MU and Freeborn, UC Davis
This is the side of the soon-to-be-remodeled Freeborn Hall at UC Davis, with the Memorial Union building in the background. I sketched this one foggy autumnal lunchtime last week. I only wanted to add in a dash of colour, for the Fall season is in full flow here. Actually I wanted to colour in the whole thing but couldn’t be bothered, so before you applaud my effective limited use of colour, remember you are congratulating my laziness. Only kidding (kind of). With this drawing, I was really attracted to the shapes more than anything so I think it does work with just the lines and a splash of autumn.

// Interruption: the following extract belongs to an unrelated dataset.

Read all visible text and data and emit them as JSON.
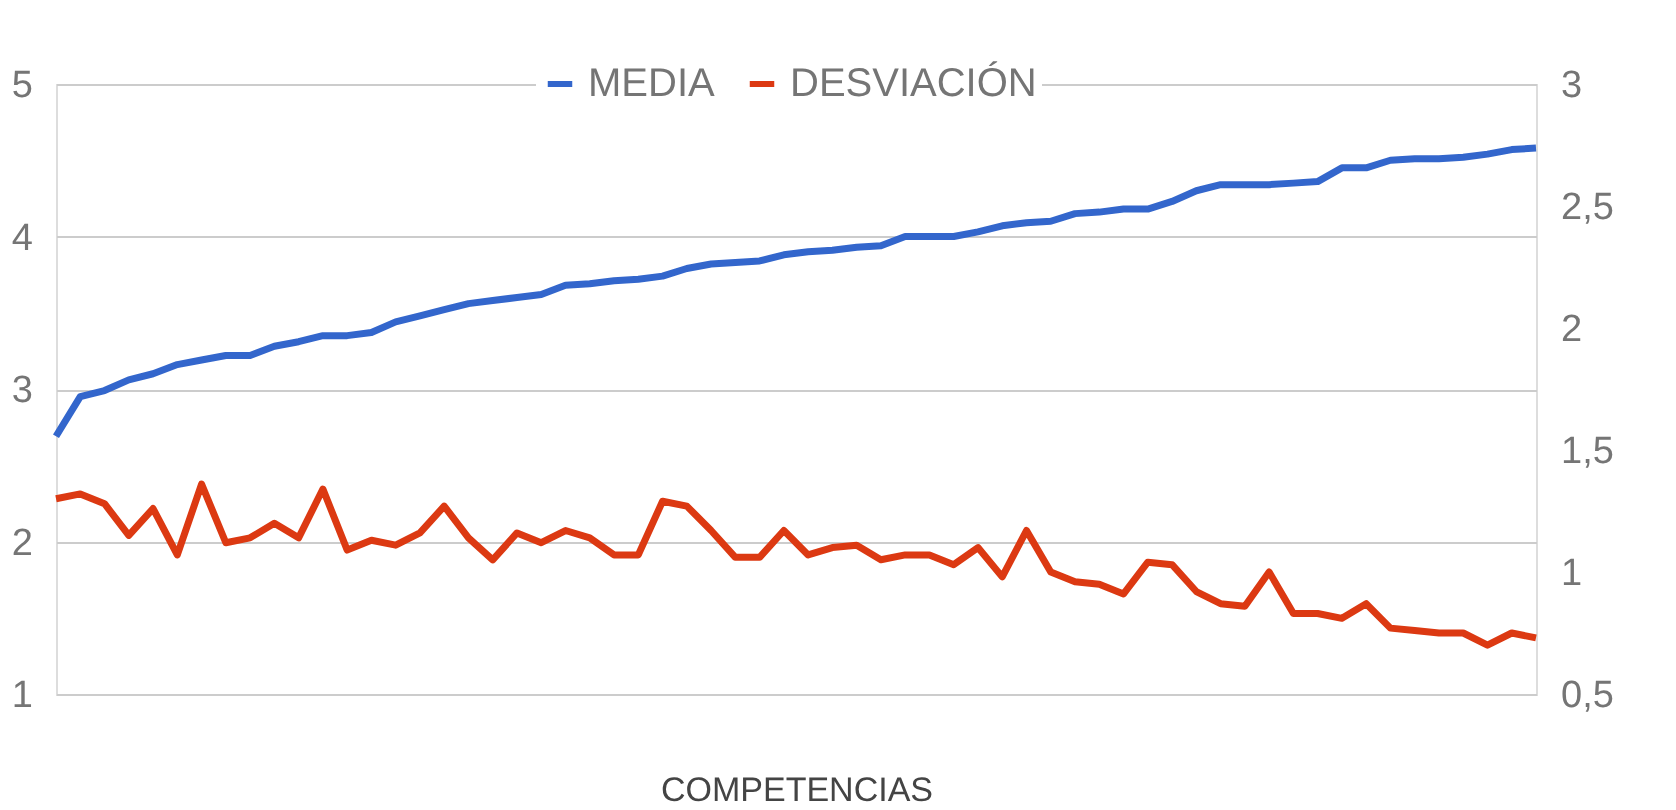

I am amazed I had never noticed this scene before, despite walking through it a million times. I had gotten off the bus one morning, listening to some music or other (I think it was Pimlico by David Devant) when it just framed itself in front of me, ready-made. Whoah, those angles, that composition, that unmistakable UC Davis look. If I hadn’t been in a hurry to get to the office I would have stopped and sketched it right then and there. The image rattled around in my head for a couple of days like an unbelievably good idea that I had to realize before someone else discovered it, or the building got demolished, until I finally found a lunchtime to cycle over and capture it. It took about a half hour to forty minutes to sketch it. I love how it turned out as well, a good example of how I like a line-only sketch to be.

boards don’t hit back

boards at the quad oct2014 sm

(Click on the image to see a close-up). This time of year sees a noticeable increase in the number of these wooden sandwich boards that you find all over the UC Davis campus. Most of them advertise fraternities, sororities, clubs, groups, chapters, paragraphs, commas, and other things I do not understand. There’s a sign that simply says ‘Join Alpha Sig’, so I thought, ok board, you told me to so I will. It is probably some kind of Canadian mutant super hero team. And then I thought, actually I had better not, Alpha Sig might be the name of some alien robot (it certainly sounds like it) whose mission is to enslave the earth, and I can’t be getting involved in that sort of nonsense. And then I thought, why would Alpha Sig, with his (I am just assuming he’s a he, thought it’s probably not a question I would ask an alien robot, “oh by the way oh evil one, oh actually nothing it’s none of my business, get back to destroying that city”) advanced alien technology, why use such an antiquarian painted-wooden form of communication, in this age of social media and facebooks and hashtags. By the way, young people of Davis, please don’t say the word “hashtag” in front of other actual words at the end of your sentences, seriously, just don’t. Not out loud. Speaking of which, all the while I sketched this I was forced to listen to a group of young people talking in that way they talk, those ‘conversations’ they insist on having, where one person says something and then another person and so on. I had no headphones to listen to football podcasts because they were broken (where was Alpha Sig and his/her advanced alien technology when I needed it? Painting wooden boards probably). There they were talking about young people things like going to class, partying, and how absolutely awful their one other room-mate who-isn’t-there-right-now is. Almost an hour of whiny nonsense. I know people have this idea that overheard conversations are great catalysts for all sorts of creativity but they’re wrong, because they aren’t, they’re just boring and you should avoid them always. And so there’s all these boards, colourful and inviting, wanting you to JOIN IN and be PART of them, and evidently they work because those frat houses dotted around the outskirts of campus don’t just trash themselves you know.

These boards are up on the north side of the Quad, next to the Memorial Union (and the CoHo, where I get my lovely Thai curry pho). I couldn’t be bothered to draw the rest of it.